Nesse sentido, gostaria de compartilhar com os leitores o efeito que produziu em mim a leitura de “M —o filho do século”, de A. Scurati, que apresenta com meticulosidade de historiador o quadro político e social italiano em 1919/1920, quando estava despontando a figura de Mussolini. O que impressiona no relato é a percepção de que este representava a expressão de uma série de desejos latentes em parte da sociedade, fruto da situação do imediato pós-guerra e que indicavam sintomas de uma patologia social. O resto foi consequência. O final da história é conhecido, mas entre o cenário inicial retratado por Scurati e o fim, a Itália viveu os seus dias mais negros, durante 25 anos. O que vou reproduzir nos próximos parágrafos deveria provocar uma reflexão. Há vários traços distintivos daquela situação, entre os quais destaco os seguintes, sempre com a citação de trechos-chave, copiados do livro:
1) O combate à neutralidade (os “isentões!”): critica-se “os moderados e seu bom senso, a quem desde sempre devemos nossa desgraça” (página 11). E explicita-se: “A luta não admite uma terceira opção, nenhuma neutralidade. Nada de espectadores!” (p.37).
2) O ódio: a descrição que o livro aplica a vários dos personagens que compõem as figuras de proa do fascismo é inequívoca: como o líder, cada um deles é um “odiador profissional” (p.23). A descrição é complementada páginas mais tarde: “Entre eles e o passado, ergue-se um muro de ódio, desprezo e sangue” (p.62).
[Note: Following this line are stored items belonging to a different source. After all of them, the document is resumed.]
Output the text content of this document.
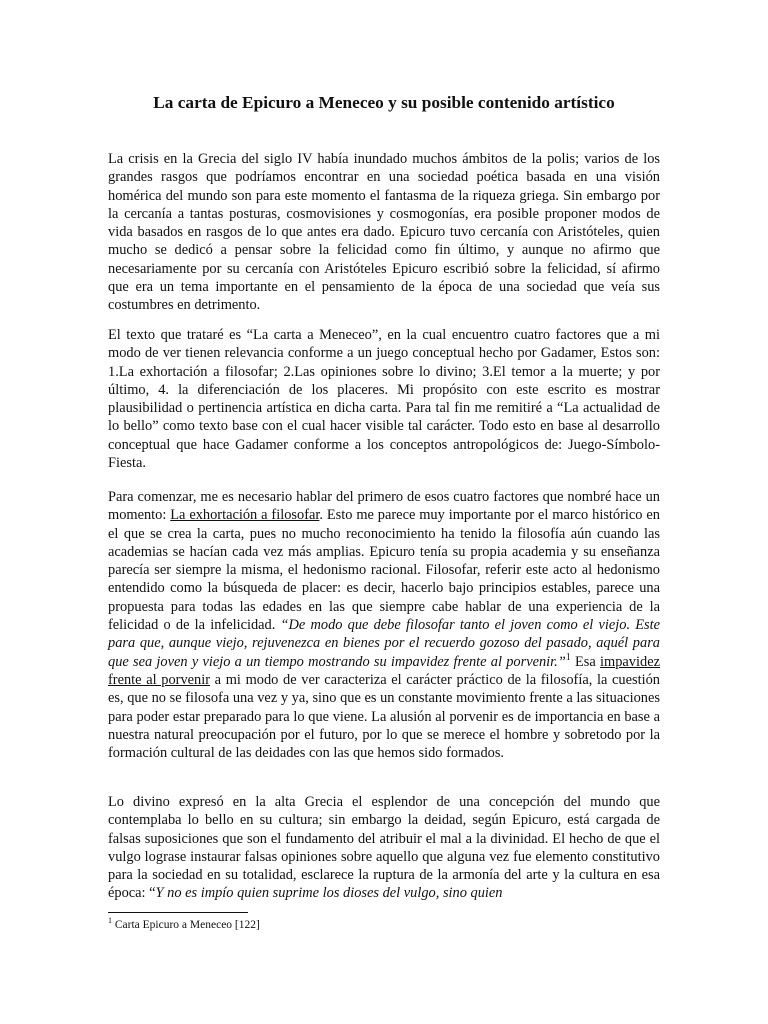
La carta de Epicuro a Meneceo y su posible contenido artístico

La crisis en la Grecia del siglo IV había inundado muchos ámbitos de la polis; varios de los grandes rasgos que podríamos encontrar en una sociedad poética basada en una visión homérica del mundo son para este momento el fantasma de la riqueza griega. Sin embargo por la cercanía a tantas posturas, cosmovisiones y cosmogonías, era posible proponer modos de vida basados en rasgos de lo que antes era dado. Epicuro tuvo cercanía con Aristóteles, quien mucho se dedicó a pensar sobre la felicidad como fin último, y aunque no afirmo que necesariamente por su cercanía con Aristóteles Epicuro escribió sobre la felicidad, sí afirmo que era un tema importante en el pensamiento de la época de una sociedad que veía sus costumbres en detrimento.

El texto que trataré es “La carta a Meneceo”, en la cual encuentro cuatro factores que a mi modo de ver tienen relevancia conforme a un juego conceptual hecho por Gadamer, Estos son: 1.La exhortación a filosofar; 2.Las opiniones sobre lo divino; 3.El temor a la muerte; y por último, 4. la diferenciación de los placeres. Mi propósito con este escrito es mostrar plausibilidad o pertinencia artística en dicha carta. Para tal fin me remitiré a “La actualidad de lo bello” como texto base con el cual hacer visible tal carácter. Todo esto en base al desarrollo conceptual que hace Gadamer conforme a los conceptos antropológicos de: Juego-Símbolo-Fiesta.

Para comenzar, me es necesario hablar del primero de esos cuatro factores que nombré hace un momento: La exhortación a filosofar. Esto me parece muy importante por el marco histórico en el que se crea la carta, pues no mucho reconocimiento ha tenido la filosofía aún cuando las academias se hacían cada vez más amplias. Epicuro tenía su propia academia y su enseñanza parecía ser siempre la misma, el hedonismo racional. Filosofar, referir este acto al hedonismo entendido como la búsqueda de placer: es decir, hacerlo bajo principios estables, parece una propuesta para todas las edades en las que siempre cabe hablar de una experiencia de la felicidad o de la infelicidad. “De modo que debe filosofar tanto el joven como el viejo. Este para que, aunque viejo, rejuvenezca en bienes por el recuerdo gozoso del pasado, aquél para que sea joven y viejo a un tiempo mostrando su impavidez frente al porvenir.”$^1$ Esa impavidez frente al porvenir a mi modo de ver caracteriza el carácter práctico de la filosofía, la cuestión es, que no se filosofa una vez y ya, sino que es un constante movimiento frente a las situaciones para poder estar preparado para lo que viene. La alusión al porvenir es de importancia en base a nuestra natural preocupación por el futuro, por lo que se merece el hombre y sobretodo por la formación cultural de las deidades con las que hemos sido formados.

Lo divino expresó en la alta Grecia el esplendor de una concepción del mundo que contemplaba lo bello en su cultura; sin embargo la deidad, según Epicuro, está cargada de falsas suposiciones que son el fundamento del atribuir el mal a la divinidad. El hecho de que el vulgo lograse instaurar falsas opiniones sobre aquello que alguna vez fue elemento constitutivo para la sociedad en su totalidad, esclarece la ruptura de la armonía del arte y la cultura en esa época: “Y no es impío quien suprime los dioses del vulgo, sino quien

$^1$ Carta Epicuro a Meneceo [122]
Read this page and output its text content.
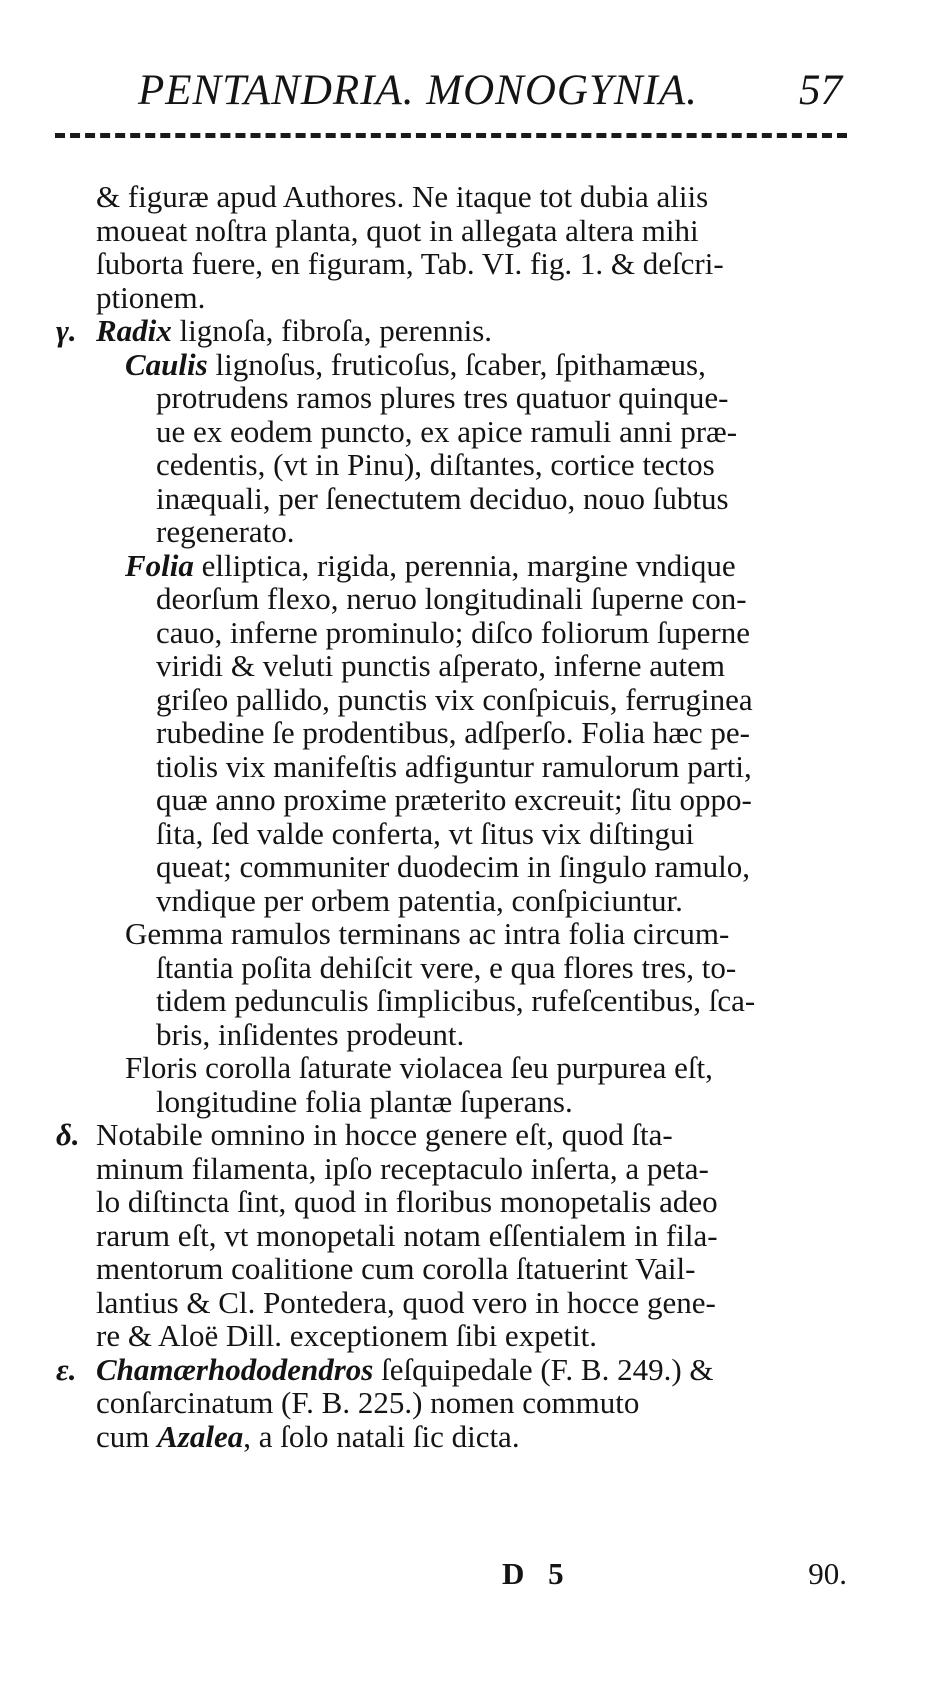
PENTANDRIA. MONOGYNIA. 57
& figuræ apud Authores. Ne itaque tot dubia aliis
moueat noſtra planta, quot in allegata altera mihi
ſuborta fuere, en figuram, Tab. VI. fig. 1. & deſcri-
ptionem.
γ. Radix lignoſa, fibroſa, perennis.
Caulis lignoſus, fruticoſus, ſcaber, ſpithamæus,
protrudens ramos plures tres quatuor quinque-
ue ex eodem puncto, ex apice ramuli anni præ-
cedentis, (vt in Pinu), diſtantes, cortice tectos
inæquali, per ſenectutem deciduo, nouo ſubtus
regenerato.
Folia elliptica, rigida, perennia, margine vndique
deorſum flexo, neruo longitudinali ſuperne con-
cauo, inferne prominulo; diſco foliorum ſuperne
viridi & veluti punctis aſperato, inferne autem
griſeo pallido, punctis vix conſpicuis, ferruginea
rubedine ſe prodentibus, adſperſo. Folia hæc pe-
tiolis vix manifeſtis adfiguntur ramulorum parti,
quæ anno proxime præterito excreuit; ſitu oppo-
ſita, ſed valde conferta, vt ſitus vix diſtingui
queat; communiter duodecim in ſingulo ramulo,
vndique per orbem patentia, conſpiciuntur.
Gemma ramulos terminans ac intra folia circum-
ſtantia poſita dehiſcit vere, e qua flores tres, to-
tidem pedunculis ſimplicibus, rufeſcentibus, ſca-
bris, inſidentes prodeunt.
Floris corolla ſaturate violacea ſeu purpurea eſt,
longitudine folia plantæ ſuperans.
δ. Notabile omnino in hocce genere eſt, quod ſta-
minum filamenta, ipſo receptaculo inſerta, a peta-
lo diſtincta ſint, quod in floribus monopetalis adeo
rarum eſt, vt monopetali notam eſſentialem in fila-
mentorum coalitione cum corolla ſtatuerint Vail-
lantius & Cl. Pontedera, quod vero in hocce gene-
re & Aloë Dill. exceptionem ſibi expetit.
ε. Chamærhododendros ſeſquipedale (F. B. 249.) &
conſarcinatum (F. B. 225.) nomen commuto
cum Azalea, a ſolo natali ſic dicta.
D 5	90.
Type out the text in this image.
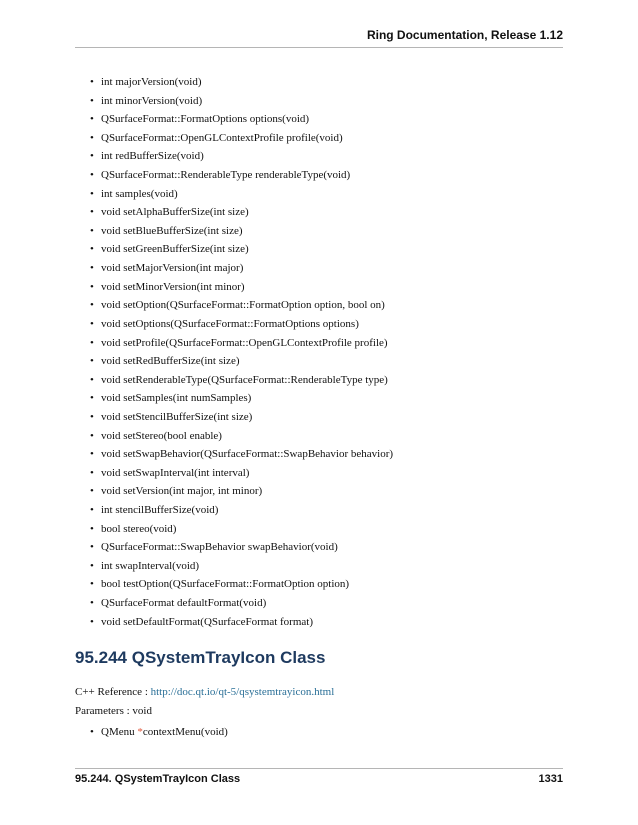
Ring Documentation, Release 1.12
• int majorVersion(void)
• int minorVersion(void)
• QSurfaceFormat::FormatOptions options(void)
• QSurfaceFormat::OpenGLContextProfile profile(void)
• int redBufferSize(void)
• QSurfaceFormat::RenderableType renderableType(void)
• int samples(void)
• void setAlphaBufferSize(int size)
• void setBlueBufferSize(int size)
• void setGreenBufferSize(int size)
• void setMajorVersion(int major)
• void setMinorVersion(int minor)
• void setOption(QSurfaceFormat::FormatOption option, bool on)
• void setOptions(QSurfaceFormat::FormatOptions options)
• void setProfile(QSurfaceFormat::OpenGLContextProfile profile)
• void setRedBufferSize(int size)
• void setRenderableType(QSurfaceFormat::RenderableType type)
• void setSamples(int numSamples)
• void setStencilBufferSize(int size)
• void setStereo(bool enable)
• void setSwapBehavior(QSurfaceFormat::SwapBehavior behavior)
• void setSwapInterval(int interval)
• void setVersion(int major, int minor)
• int stencilBufferSize(void)
• bool stereo(void)
• QSurfaceFormat::SwapBehavior swapBehavior(void)
• int swapInterval(void)
• bool testOption(QSurfaceFormat::FormatOption option)
• QSurfaceFormat defaultFormat(void)
• void setDefaultFormat(QSurfaceFormat format)
95.244 QSystemTrayIcon Class
C++ Reference : http://doc.qt.io/qt-5/qsystemtrayicon.html
Parameters : void
• QMenu *contextMenu(void)
95.244. QSystemTrayIcon Class	1331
3) O culto à morte. Na descrição das lutas políticas entre grupos polarizados, chamando a atenção para o fato de que no núcleo do fascismo estava parte dos combatentes da Primeira Guerra — então desempregados. Scurati diagnostica: “É a relação diferente que os dois grupos têm com a morte o que cava um abismo entre eles” (p. 37). É nesse contexto que ele descreve a cena de um dos personagens, almoçando e insistindo, “entre uma bocada e outra, em verificar o funcionamento do seu revólver com o tambor carregado” (p.41).
4) o isolamento do líder. Há uma passagem especial, em que o autor descreve num capítulo a relação (ou falta dela) entre Mussolini e o resto das pessoas, cuja última frase é: “Uma distância intransponível o separa do gênero humano” (p.42).
5) O recurso às ameaças. Estas aparecem em diversas passagens, das quais destaco a seguinte proclamação afixada num muro de Milão na época, dirigida aos “combatentes vitoriosos que devem, e vão, dirigir sozinhos, custe o que custar, a nova Itália. Não provocaremos, mas, se formos provocados, acrescentaremos alguns meses aos nossos quatro anos de guerra” (p.43).
6) A rejeição da concórdia. Scurati cita a carta de um dos líderes intelectuais do movimento, na qual ele escreve, explicitamente, que “para mim e para os nossos pares, a paz é hoje uma desgraça” (p.50).
7) A confusão mental. Este é um dos traços mais marcantes da construção dos personagens. Diz o autor, acerca de um dos tipos: “é um fanático que não sabe viver sem elaborar planos de vingança”. E logo depois, sobre outro, registra: “não tem uma única ideia na cabeça e, por isso, é um ótimo orador” (p.62);
8) A crítica aos partidos: “Quem são os fascistas? O que eles são? São algo novo, inédito, um antipartido. Fazem antipolítica” (p.64).
9) O ressentimento: “Trata-se apenas de fomentar as facções, exasperar os ressentimentos” (p.64).
10) A falta de rumos: a massa de manobra do fascismo é composta por aqueles que “não têm noção de futuro, não sabem onde desaguar... Seu verdadeiro programa está contido na palavra ‘combate’” (p.64/65).
É um decálogo da catástrofe. “M” é, provavelmente, um dos livros que mais me impressionaram em quase cinco décadas como leitor. Recomendo a leitura.